For a concrete analogue of non-payroll rework (signage, seals, forms, IT, contracts), see our estimate of rebranding the Pentagon to the “Department of War”.
Real cases
In Jan 2019, a LaGuardia ground stop tied to staffing strain rippled across the system, illustrating how even partial lapses can spike delay costs for a day (Reuters).
Museums took visible hits. The Smithsonian reported closures beginning Jan 2, 2019, and national groups summarized larger nationwide losses for parks and cultural institutions (AAM).
Methodology
- Top-down lens uses CBO’s realized GDP loss from the 2018–2019 lapse and S&P’s pre-lapse weekly yardstick to bound a per-day range for broad shutdowns.
- Bottom-up lens adds sector components: federal payroll exposure, contractor idle time, aviation value-of-time, parks and museum spillovers, small-business credit timing, refund float, research pauses, spread effects and restart friction, each with a sourced anchor.
- Assumptions stay conservative where uncertain. Value-of-time uses USDOT BCA 2024. Debt spread math uses Treasury Debt to the Penny and basis-point deltas.
- Recoverability is labeled qualitatively. Budget back pay is paid later, but lost tourism, contractor hours and missed business meetings are often not recovered.
- Rounding keeps component math readable. Per-household figures divide daily ranges by the latest total household count from FRED.
Methodology addendum (Oct 2025)
We fold in CBO’s fresh memo (Sept 30, 2025) on likely shutdown effects, pay timing, measured GDP drag, and private spillovers, to refine our recoverable vs. non-recoverable weighting.
Reference: CBO, “Potential Effects of a Federal Government Shutdown” (Sept 30, 2025)
References
- Congressional Budget Office, 2019 partial shutdown effects
- Office of Management and Budget, 2013 shutdown report
- GAO-20-201, Selected Agencies, 2020
- GAO-20-377, 2020
- USDOT Benefit-Cost Analysis Guidance, 2024 update
- BTS, average daily number of people screened by TSA
- IRS filing-season stats, week ending Mar 1, 2024 and week ending Mar 22, 2024
- BEA/Census FT900, July 2025 trade
- Census FT900, methodology PDF
- U.S. Treasury, Debt to the Penny
- American Alliance of Museums, economy and jobs
- Axios summary of S&P estimate
- Reuters, LaGuardia ground stop, Jan 2019
- ABC News citing U.S. Travel, 2013
- FRED, Total Households
Answers to Common Questions
How was the daily range derived?
By combining a top-down view from CBO’s 2019 analysis with bottom-up sector anchors such as USDOT value-of-time math, park and museum revenues and S&P’s full-scope yardstick, then adjusting for recoverability.

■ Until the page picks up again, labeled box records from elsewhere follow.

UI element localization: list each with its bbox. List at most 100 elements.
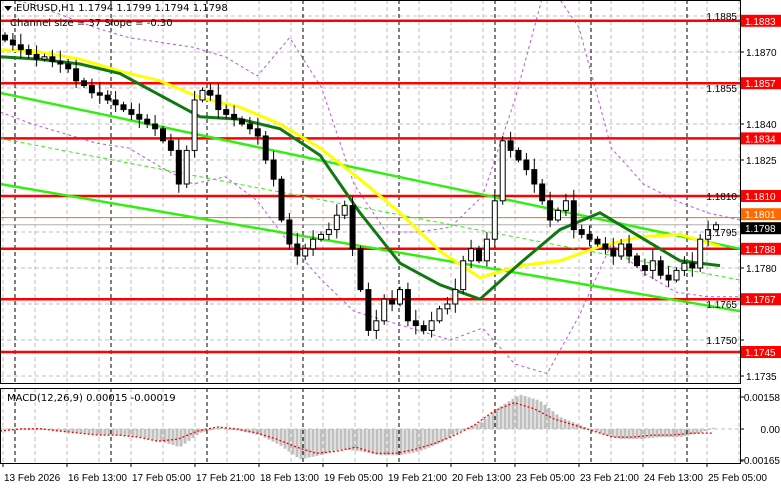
macd-histogram-bar [223,427,227,429]
macd-histogram-bar [191,429,195,439]
candle [325,229,332,235]
time-tick-label: 17 Feb 21:00 [196,473,255,484]
macd-histogram-bar [471,425,475,429]
macd-histogram-bar [179,429,183,447]
macd-histogram-bar [515,396,519,429]
candle [476,248,482,262]
time-tick-label: 16 Feb 13:00 [68,473,127,484]
macd-histogram-bar [315,429,319,456]
macd-histogram-bar [71,429,75,433]
macd-histogram-bar [287,429,291,452]
price-tick-label: 1.1840 [746,120,777,131]
macd-histogram-bar [159,429,163,442]
macd-histogram-bar [379,429,383,456]
macd-tick-label: 0.00 [761,425,781,436]
candle [9,39,16,46]
candle [586,233,593,240]
macd-histogram-bar [635,429,639,440]
candle [570,200,577,231]
candle [286,219,293,245]
candle [278,178,285,221]
macd-histogram-bar [323,429,327,454]
macd-histogram-bar [403,429,407,455]
candle [531,169,538,185]
candle [294,243,301,257]
candle [468,248,475,262]
macd-histogram-bar [699,429,703,433]
macd-histogram-bar [375,429,379,455]
candle [199,89,206,101]
macd-histogram-bar [491,412,495,429]
candle [657,260,664,276]
price-level-label: 1.1857 [745,79,776,90]
macd-histogram-bar [455,429,459,433]
price-level-badge [741,77,781,90]
macd-histogram-bar [639,429,643,440]
macd-histogram-bar [39,429,43,430]
candle [562,200,569,211]
macd-histogram-bar [203,429,207,432]
macd-histogram-bar [435,429,439,445]
macd-histogram-bar [459,429,463,431]
macd-histogram-bar [343,429,347,450]
candle [713,224,719,231]
macd-histogram-bar [475,424,479,429]
candle [310,238,317,250]
price-level-label: 1.1745 [745,348,776,359]
macd-tick-label: 0.00158 [744,393,781,404]
candle [25,49,32,55]
macd-histogram-bar [383,429,387,456]
candle [365,289,372,331]
price-tick-label: 1.1855 [706,84,737,95]
candle [523,159,530,171]
macd-histogram-bar [131,429,135,437]
macd-histogram-bar [327,429,331,453]
macd-histogram-bar [235,429,239,431]
candle [112,99,119,106]
macd-histogram-bar [663,429,667,438]
time-tick-label: 18 Feb 13:00 [260,473,319,484]
macd-histogram-bar [431,429,435,447]
macd-histogram-bar [619,429,623,440]
macd-histogram-bar [495,409,499,429]
price-level-label: 1.1883 [745,17,776,28]
macd-histogram-bar [251,429,255,434]
macd-histogram-bar [303,429,307,459]
macd-histogram-bar [347,429,351,451]
macd-histogram-bar [359,429,363,452]
macd-histogram-bar [643,429,647,439]
candle [246,123,253,130]
macd-histogram-bar [283,429,287,449]
macd-histogram-bar [531,398,535,429]
macd-histogram-bar [79,429,83,434]
macd-histogram-bar [199,429,203,433]
triangle-down-icon[interactable] [4,5,12,11]
macd-histogram-bar [167,429,171,444]
macd-histogram-bar [511,398,515,429]
main-panel-border [0,0,741,384]
macd-histogram-bar [603,429,607,435]
macd-histogram-bar [499,406,503,429]
candle [191,99,198,151]
macd-histogram-bar [659,429,663,438]
macd-histogram-bar [419,429,423,451]
time-tick-label: 13 Feb 2026 [4,473,61,484]
macd-histogram-bar [355,429,359,451]
macd-histogram-bar [427,429,431,448]
candle [104,94,111,101]
candle [128,109,135,115]
price-level-badge [741,208,781,221]
candle [318,233,324,240]
macd-histogram-bar [3,428,7,430]
macd-histogram-bar [623,429,627,440]
macd-histogram-bar [399,429,403,456]
candle [547,200,554,221]
symbol-header: EURUSD,H1 1.1794 1.1799 1.1794 1.1798 [4,3,228,15]
macd-histogram-bar [87,429,91,434]
time-tick-label: 23 Feb 21:00 [580,473,639,484]
price-tick-label: 1.1735 [746,372,777,383]
macd-histogram-bar [387,429,391,456]
macd-histogram-bar [7,428,11,430]
macd-histogram-bar [207,429,211,431]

Which costs are usually repaid later?
Federal employee pay and many delayed purchases show up later on budget ledgers. Tourism spending, contractor hours and missed business travel are rarely recouped.
Do markets always suffer during shutdowns?
Short lapses often show muted moves, but prolonged brinkmanship can widen spreads. With public debt above $37T, even small spread changes scale quickly.
Why include parks and museums in a daily number?
They convert foot traffic into local sales every day; closures or partial openings erase spending that rarely returns. Several states have paid to keep gates open for this reason.
Is the per household number fair?
It is a communication device, not a tax bill, created by dividing the national daily impact by household count so the scale is tangible.